While 3D printing (also known as additive manufacturing) has been capable of producing a range of objects, it still lacks the ability to fabricate more complex devices that are essentially ready-to-go right out of the printer. One of the challenges is the requirement for post-printing assembly. An outside party is required to put them together.

A group from MIT’s Computer Science and Artificial Intelligence Laboratory (CSAIL) recently developed a new system to print functional, custom-made devices and robots, without human intervention. 

This type of “one-stop shop” could be beneficial for product developers, makers, researchers, and educators looking to rapidly prototype things like wearables, robots, and printed electronics. 

Their single system uses a three-ingredient recipe that lets users create structural geometry, print traces, and assemble electronic components like sensors and actuators. 

“LaserFactory” has two parts that work in harmony: a software toolkit that allows users to design custom devices, and a hardware platform that fabricates them. 

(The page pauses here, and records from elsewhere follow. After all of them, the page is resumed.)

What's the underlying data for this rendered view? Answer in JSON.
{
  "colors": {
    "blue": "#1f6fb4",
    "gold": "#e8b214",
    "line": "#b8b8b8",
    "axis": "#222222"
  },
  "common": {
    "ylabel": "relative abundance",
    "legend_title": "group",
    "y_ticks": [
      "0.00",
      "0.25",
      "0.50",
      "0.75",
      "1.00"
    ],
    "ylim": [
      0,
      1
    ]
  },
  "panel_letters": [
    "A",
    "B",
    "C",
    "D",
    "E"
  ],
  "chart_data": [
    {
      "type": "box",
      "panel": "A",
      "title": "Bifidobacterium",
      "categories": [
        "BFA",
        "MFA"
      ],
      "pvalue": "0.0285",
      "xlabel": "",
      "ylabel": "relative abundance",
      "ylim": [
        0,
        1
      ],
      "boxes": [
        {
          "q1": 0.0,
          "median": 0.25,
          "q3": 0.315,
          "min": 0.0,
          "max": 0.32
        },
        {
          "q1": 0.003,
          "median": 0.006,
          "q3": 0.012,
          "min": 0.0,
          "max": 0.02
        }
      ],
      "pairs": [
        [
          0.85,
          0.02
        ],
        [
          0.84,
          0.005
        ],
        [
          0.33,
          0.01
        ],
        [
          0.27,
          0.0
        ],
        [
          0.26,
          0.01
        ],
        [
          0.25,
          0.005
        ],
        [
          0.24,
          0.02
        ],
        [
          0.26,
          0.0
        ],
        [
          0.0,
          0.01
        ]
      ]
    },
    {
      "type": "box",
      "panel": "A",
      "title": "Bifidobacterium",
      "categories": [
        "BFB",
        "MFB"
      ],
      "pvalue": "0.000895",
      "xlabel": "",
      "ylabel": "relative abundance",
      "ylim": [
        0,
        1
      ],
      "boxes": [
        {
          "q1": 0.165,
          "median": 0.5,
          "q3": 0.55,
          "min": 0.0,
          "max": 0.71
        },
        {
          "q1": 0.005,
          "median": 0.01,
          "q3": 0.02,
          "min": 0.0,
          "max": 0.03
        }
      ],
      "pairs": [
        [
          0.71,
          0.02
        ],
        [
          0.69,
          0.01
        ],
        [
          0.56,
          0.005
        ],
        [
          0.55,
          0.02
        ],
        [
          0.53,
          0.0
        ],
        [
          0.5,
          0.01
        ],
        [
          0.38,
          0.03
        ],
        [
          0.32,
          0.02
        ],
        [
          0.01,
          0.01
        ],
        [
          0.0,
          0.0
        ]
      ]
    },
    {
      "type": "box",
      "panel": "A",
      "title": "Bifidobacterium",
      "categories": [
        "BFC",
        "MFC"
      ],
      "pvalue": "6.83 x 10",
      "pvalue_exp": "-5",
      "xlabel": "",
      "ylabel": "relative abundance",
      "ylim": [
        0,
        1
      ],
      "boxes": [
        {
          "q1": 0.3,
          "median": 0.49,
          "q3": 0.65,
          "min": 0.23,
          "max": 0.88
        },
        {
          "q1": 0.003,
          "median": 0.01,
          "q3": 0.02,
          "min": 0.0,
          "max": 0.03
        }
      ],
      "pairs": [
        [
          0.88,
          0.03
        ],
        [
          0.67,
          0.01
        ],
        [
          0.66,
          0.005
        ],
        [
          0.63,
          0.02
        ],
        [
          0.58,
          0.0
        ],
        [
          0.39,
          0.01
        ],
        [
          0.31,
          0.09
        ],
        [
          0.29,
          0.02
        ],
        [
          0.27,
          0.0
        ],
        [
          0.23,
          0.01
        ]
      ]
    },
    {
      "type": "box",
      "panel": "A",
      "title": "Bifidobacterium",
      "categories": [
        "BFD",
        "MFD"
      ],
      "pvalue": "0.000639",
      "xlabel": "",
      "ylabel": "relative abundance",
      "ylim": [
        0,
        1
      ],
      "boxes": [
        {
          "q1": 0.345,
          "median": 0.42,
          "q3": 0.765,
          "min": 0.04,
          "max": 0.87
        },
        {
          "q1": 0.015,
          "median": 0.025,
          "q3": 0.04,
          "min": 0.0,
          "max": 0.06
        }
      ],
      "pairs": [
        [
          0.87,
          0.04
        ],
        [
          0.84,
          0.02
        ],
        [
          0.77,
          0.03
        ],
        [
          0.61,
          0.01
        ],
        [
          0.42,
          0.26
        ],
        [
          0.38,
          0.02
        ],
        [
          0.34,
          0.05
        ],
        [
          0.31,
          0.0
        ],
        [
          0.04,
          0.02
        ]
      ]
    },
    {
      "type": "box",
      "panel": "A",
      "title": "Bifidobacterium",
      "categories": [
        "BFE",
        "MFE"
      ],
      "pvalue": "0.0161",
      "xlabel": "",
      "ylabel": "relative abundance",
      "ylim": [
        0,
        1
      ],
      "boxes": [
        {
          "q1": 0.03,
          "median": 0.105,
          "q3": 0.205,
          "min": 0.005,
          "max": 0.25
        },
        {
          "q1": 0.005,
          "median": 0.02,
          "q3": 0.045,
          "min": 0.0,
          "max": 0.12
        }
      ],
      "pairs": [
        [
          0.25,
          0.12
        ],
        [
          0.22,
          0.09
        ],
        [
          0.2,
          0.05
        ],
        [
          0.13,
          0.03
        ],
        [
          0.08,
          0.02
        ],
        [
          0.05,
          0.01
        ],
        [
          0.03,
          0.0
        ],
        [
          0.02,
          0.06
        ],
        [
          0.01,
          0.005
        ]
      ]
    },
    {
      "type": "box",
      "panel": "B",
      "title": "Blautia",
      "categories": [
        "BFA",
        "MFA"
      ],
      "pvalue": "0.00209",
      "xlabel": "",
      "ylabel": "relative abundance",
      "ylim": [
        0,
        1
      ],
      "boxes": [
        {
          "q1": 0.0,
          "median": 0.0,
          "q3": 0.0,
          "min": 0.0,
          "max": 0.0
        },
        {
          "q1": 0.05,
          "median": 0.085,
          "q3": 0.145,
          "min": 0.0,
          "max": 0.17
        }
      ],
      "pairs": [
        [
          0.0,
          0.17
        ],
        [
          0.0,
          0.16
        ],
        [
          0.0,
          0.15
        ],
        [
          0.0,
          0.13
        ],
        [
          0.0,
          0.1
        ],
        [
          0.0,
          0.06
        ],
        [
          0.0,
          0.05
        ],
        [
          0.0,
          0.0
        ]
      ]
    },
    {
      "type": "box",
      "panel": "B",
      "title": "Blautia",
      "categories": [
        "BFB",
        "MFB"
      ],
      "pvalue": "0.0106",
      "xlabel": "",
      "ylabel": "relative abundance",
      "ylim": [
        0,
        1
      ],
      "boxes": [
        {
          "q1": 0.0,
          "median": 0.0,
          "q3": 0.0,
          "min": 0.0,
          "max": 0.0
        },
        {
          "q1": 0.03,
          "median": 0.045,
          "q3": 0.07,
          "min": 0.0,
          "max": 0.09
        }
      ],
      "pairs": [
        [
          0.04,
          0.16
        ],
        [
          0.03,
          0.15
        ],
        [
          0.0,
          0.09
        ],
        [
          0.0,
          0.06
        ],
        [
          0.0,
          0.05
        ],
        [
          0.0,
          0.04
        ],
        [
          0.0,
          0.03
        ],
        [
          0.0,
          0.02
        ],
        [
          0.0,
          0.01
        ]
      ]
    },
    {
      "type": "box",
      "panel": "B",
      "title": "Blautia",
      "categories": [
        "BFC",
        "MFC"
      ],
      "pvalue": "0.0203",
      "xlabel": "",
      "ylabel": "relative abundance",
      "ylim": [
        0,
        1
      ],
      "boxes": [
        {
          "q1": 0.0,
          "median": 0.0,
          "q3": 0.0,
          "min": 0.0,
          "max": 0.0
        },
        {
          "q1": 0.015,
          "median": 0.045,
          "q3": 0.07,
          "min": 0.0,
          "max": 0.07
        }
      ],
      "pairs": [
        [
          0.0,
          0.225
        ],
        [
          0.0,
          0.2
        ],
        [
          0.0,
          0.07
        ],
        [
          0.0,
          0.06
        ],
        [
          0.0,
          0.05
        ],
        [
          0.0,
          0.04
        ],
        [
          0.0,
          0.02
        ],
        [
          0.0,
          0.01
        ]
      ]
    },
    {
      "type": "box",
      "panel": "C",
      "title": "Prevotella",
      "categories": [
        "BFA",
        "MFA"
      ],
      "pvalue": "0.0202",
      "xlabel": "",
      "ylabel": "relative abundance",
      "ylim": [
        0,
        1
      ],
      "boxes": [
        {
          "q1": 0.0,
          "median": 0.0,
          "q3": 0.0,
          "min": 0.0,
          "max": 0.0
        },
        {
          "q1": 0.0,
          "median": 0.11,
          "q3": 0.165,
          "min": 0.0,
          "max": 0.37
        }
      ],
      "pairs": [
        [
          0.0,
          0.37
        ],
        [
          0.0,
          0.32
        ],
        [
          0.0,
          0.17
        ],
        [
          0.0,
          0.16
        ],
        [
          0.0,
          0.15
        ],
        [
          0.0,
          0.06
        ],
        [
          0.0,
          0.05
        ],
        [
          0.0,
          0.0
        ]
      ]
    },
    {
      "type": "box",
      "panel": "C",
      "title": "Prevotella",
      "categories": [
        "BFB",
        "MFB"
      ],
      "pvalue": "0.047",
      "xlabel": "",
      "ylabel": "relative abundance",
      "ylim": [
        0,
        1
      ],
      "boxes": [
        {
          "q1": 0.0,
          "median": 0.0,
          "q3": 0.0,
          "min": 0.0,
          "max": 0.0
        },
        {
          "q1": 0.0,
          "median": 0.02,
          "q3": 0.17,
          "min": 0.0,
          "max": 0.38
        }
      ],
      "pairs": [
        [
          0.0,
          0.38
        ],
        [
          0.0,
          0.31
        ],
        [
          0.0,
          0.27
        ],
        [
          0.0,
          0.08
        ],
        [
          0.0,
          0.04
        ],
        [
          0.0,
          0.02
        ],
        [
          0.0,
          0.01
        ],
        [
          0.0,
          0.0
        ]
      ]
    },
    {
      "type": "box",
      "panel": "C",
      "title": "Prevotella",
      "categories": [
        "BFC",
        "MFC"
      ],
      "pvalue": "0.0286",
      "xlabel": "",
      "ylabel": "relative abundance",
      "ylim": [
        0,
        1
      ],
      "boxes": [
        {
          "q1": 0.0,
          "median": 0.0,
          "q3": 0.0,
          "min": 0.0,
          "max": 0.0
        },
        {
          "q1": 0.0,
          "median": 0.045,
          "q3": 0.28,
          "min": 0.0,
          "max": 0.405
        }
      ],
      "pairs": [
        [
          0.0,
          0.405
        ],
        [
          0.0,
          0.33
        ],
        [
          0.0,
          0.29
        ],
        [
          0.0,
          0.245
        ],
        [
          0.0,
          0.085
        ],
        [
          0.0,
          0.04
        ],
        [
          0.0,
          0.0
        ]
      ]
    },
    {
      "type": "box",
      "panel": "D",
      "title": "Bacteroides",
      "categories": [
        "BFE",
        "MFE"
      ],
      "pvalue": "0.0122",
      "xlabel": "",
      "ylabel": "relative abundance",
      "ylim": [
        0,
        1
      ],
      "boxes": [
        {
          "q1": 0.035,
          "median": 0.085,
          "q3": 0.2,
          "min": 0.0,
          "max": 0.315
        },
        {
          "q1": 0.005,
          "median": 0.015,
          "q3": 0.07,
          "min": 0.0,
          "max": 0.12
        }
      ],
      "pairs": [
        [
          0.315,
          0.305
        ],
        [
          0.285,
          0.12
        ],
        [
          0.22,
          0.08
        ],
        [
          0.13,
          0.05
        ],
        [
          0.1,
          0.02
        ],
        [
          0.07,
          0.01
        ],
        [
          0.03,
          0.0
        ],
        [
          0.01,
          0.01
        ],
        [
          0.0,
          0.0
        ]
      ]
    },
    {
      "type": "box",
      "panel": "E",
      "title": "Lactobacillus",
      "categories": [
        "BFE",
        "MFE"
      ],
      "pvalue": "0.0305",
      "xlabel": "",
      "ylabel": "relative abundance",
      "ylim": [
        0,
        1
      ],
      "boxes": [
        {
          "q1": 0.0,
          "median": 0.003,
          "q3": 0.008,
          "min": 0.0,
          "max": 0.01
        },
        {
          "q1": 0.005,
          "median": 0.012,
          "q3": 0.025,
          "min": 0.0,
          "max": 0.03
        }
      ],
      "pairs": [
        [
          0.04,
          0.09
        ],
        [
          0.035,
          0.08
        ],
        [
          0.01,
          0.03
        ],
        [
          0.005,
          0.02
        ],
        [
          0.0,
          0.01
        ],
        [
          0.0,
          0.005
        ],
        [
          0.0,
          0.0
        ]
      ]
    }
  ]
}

“By leveraging widely available manufacturing platforms like 3D printers and laser cutters, LaserFactory is the first system that integrates these capabilities and automates the full pipeline for making functional devices in one system,” says the team. 

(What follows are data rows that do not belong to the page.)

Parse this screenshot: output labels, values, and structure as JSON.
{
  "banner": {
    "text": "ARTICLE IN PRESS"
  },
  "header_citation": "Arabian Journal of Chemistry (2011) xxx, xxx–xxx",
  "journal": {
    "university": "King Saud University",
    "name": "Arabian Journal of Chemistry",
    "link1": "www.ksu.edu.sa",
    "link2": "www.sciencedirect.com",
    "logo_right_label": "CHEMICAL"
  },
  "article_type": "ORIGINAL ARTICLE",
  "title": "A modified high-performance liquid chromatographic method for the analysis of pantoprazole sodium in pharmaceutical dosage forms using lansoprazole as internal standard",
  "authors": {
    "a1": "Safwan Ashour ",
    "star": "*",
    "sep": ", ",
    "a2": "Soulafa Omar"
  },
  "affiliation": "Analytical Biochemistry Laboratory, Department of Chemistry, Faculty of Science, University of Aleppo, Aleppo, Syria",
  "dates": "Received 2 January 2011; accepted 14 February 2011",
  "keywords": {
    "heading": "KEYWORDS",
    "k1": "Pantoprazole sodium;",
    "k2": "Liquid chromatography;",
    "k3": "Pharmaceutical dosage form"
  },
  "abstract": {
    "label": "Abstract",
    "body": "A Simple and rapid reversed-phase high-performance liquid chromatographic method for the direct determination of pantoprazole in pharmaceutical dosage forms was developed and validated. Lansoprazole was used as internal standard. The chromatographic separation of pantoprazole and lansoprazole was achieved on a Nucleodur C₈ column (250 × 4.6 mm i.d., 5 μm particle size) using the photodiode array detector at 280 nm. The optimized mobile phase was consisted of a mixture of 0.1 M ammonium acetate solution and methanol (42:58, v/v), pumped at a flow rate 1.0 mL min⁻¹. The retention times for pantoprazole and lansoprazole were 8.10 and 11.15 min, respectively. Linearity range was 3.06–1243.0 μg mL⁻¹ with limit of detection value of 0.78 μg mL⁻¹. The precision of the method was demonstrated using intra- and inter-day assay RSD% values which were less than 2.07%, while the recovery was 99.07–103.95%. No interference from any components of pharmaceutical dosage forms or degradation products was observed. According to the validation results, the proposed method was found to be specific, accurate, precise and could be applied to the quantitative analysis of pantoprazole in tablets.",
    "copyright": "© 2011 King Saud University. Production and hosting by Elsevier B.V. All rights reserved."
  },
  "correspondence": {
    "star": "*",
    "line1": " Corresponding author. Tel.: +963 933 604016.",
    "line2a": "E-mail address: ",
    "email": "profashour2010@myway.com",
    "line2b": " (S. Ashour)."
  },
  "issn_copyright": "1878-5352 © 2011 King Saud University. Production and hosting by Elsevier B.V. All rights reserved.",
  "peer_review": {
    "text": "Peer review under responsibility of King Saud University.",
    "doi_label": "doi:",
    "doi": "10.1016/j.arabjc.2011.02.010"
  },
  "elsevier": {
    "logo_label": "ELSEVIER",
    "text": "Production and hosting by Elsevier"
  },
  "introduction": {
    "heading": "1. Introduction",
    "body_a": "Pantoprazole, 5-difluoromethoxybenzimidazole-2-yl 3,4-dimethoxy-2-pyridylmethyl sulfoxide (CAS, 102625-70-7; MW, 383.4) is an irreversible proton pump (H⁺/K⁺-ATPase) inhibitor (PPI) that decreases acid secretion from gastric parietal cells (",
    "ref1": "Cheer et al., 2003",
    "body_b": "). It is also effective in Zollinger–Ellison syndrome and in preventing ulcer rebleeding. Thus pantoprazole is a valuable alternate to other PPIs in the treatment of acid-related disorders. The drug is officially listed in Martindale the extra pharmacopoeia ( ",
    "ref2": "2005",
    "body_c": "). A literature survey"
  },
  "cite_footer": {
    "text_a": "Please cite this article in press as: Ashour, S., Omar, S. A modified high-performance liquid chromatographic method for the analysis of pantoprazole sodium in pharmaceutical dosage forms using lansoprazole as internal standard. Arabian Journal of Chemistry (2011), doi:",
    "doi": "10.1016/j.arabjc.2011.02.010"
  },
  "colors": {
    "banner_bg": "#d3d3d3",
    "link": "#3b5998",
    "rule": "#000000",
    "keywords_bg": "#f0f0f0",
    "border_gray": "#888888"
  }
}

As an example, “let’s say a user has aspirations to create their own drone. They’d first design their device by placing components on it from a parts library, and then draw on circuit traces, which are the copper or aluminum lines on a printed circuit board that allow electricity to flow between electronic components. They’d then finalize the drone’s geometry in the 2D editor. In this case, they’d use propellers and batteries on the canvas, wire them up to make electrical connections, and draw the perimeter to define the quadcopter’s shape.” 

As well as fine-tuning the current system, the researchers hope to build on this technology by exploring how to create a fuller range of 3D geometries, potentially through integrating traditional 3D printing into the process, mit.edu.reports.